しかし、科学的に何となく納得いくということは、何となく奇跡ではないということにもなる。科学的証明と奇跡とは、相入れないのが今日レベルの科学であるからである。
神が奇跡を人間の前で見せれば、何もイエス・キリストの十字架上でのややこしい復活の奇跡など見せなくても済むことではないかと、以前私は考えたことがあった。
しかし、私は今自分自身が振り返ってみて、その方法は良くないと思っている。奇跡を示されても、人間は奇跡を奇跡と信じない。奇跡が神の御手のうちに行われたものということを信じない。人間は根本的に、これほど頑固に神から離れてしまい、自分勝手に生きているのである。

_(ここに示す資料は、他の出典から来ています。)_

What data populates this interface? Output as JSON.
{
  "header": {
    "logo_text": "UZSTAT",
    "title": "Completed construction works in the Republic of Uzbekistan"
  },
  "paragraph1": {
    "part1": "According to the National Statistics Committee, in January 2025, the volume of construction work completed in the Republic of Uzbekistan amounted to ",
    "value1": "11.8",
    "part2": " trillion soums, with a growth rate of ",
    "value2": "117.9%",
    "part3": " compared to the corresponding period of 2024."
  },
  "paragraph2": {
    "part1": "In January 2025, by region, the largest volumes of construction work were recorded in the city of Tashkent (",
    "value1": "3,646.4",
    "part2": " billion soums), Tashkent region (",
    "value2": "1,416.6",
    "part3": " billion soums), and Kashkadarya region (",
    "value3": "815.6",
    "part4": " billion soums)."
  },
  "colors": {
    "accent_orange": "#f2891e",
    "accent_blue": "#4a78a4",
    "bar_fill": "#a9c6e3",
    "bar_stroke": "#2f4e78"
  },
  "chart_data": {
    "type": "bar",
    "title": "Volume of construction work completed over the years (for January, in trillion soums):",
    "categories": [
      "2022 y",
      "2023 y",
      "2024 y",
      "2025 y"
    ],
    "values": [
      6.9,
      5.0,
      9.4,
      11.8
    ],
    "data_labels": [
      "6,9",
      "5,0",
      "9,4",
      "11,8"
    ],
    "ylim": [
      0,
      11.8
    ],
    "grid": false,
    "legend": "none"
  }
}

ややこしく、一見煩わしく見える十字架上のキリストの死と復活が、私たちが自主的に神様を選び取る最上の方法である。
「たといだれかが死人の中から生き返っても、彼らは聞き入れはしない」(ルカ16:31)
神の奇跡すら自分の思う通りにねじ曲げて考える人間は、外からの力でなく、内よりの力によらねば改まらない。